Ingredients
Scale
- 4 salmon fillets (6 oz each)
- 1/4 cup honey
- 2 tbsp sriracha sauce
- 2 tbsp low-sodium soy sauce
- 3 garlic cloves, minced
- 1 tsp fresh ginger, grated
- 2 cups cooked rice (white or brown)
- 2 cups mixed vegetables (bell peppers, carrots)
- 2 green onions, sliced
- 2 tbsp sesame seeds
Instructions
- Preheat your oven to 400°F (200°C) and line a baking sheet with parchment paper.
- In a bowl, whisk together honey, sriracha, soy sauce, garlic, and ginger until smooth.
- Place the salmon on the baking sheet and brush generously with the glaze.
- Bake for about 12-15 minutes until the salmon is flaky.
- In serving bowls, layer warm cooked rice and arrange mixed vegetables around it.

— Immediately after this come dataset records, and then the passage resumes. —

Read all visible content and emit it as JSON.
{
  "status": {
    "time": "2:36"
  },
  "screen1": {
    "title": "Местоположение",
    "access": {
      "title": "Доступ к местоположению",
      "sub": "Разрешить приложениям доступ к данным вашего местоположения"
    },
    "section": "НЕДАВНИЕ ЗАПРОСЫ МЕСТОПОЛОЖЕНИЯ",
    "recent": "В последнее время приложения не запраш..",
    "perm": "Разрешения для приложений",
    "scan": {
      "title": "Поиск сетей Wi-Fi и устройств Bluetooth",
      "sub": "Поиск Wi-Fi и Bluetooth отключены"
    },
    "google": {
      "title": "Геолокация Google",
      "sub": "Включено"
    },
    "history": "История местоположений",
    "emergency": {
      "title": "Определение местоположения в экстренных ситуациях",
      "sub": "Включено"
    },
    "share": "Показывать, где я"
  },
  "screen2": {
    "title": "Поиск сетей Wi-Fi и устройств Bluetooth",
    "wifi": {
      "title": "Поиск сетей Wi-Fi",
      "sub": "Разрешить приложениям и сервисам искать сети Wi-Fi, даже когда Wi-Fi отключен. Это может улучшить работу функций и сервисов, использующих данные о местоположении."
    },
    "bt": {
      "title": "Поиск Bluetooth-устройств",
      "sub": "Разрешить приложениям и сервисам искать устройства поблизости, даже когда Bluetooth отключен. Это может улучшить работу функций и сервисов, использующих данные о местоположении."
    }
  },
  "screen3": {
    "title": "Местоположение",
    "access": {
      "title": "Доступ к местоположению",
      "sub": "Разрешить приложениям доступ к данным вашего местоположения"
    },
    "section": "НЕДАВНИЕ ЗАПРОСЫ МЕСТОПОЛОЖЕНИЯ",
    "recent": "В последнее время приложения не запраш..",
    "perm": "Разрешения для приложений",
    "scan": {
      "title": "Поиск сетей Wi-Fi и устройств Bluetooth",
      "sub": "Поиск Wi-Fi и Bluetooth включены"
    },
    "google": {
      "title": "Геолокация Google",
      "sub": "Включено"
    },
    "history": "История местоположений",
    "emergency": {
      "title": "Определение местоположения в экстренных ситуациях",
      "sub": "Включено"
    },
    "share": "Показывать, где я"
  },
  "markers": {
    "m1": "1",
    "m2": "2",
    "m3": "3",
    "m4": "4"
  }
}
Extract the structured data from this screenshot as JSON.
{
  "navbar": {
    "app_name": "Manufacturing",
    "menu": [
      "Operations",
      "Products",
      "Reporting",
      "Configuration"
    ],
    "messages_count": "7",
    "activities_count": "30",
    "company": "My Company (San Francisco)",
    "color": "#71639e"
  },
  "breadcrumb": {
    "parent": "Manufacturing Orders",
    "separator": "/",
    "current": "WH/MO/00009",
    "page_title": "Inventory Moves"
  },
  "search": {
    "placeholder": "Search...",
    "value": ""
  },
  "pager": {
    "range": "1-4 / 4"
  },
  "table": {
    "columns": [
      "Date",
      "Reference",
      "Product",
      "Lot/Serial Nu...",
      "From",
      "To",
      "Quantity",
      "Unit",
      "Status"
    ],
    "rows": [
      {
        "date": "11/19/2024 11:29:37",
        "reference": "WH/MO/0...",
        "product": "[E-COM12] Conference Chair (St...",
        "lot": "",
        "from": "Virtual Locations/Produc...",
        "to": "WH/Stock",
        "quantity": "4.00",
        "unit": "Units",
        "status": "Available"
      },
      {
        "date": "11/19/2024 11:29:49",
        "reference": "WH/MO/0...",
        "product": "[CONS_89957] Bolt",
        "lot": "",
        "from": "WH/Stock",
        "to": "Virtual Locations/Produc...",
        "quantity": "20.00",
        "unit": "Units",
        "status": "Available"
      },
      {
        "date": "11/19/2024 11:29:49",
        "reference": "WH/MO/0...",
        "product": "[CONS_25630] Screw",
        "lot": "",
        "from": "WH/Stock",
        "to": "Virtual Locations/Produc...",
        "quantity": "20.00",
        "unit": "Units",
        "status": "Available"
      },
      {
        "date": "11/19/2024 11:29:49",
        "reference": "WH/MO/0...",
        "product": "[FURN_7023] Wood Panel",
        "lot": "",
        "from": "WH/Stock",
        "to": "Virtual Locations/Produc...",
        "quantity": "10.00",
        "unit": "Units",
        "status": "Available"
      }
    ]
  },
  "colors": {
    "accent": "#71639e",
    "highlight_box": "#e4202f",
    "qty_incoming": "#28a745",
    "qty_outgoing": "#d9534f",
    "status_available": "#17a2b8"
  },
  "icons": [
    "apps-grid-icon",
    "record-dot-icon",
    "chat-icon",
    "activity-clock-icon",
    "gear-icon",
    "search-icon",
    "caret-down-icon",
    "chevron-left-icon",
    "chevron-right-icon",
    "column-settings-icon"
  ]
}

- Top each bowl with a salmon fillet, drizzle with leftover glaze, and garnish with green onions and sesame seeds.
- Prep Time: 10 minutes
- Cook Time: 15 minutes
- Category: Main
- Method: Baking
- Cuisine: Asian
Nutrition
- Serving Size: 1 bowl (approx. 500g)
- Calories: 550
- Sugar: 22g
- Sodium: 650mg
- Fat: 25g
- Saturated Fat: 4g
- Unsaturated Fat: 21g
- Trans Fat: 0g
- Carbohydrates: 60g
- Fiber: 4g
- Protein: 32g
- Cholesterol: 70mg
Keywords: - Marinate the salmon for at least 30 minutes before cooking for enhanced flavor. - Substitute salmon with chicken or tofu for different protein options. - Add seasonal veggies like snap peas or zucchini for added freshness.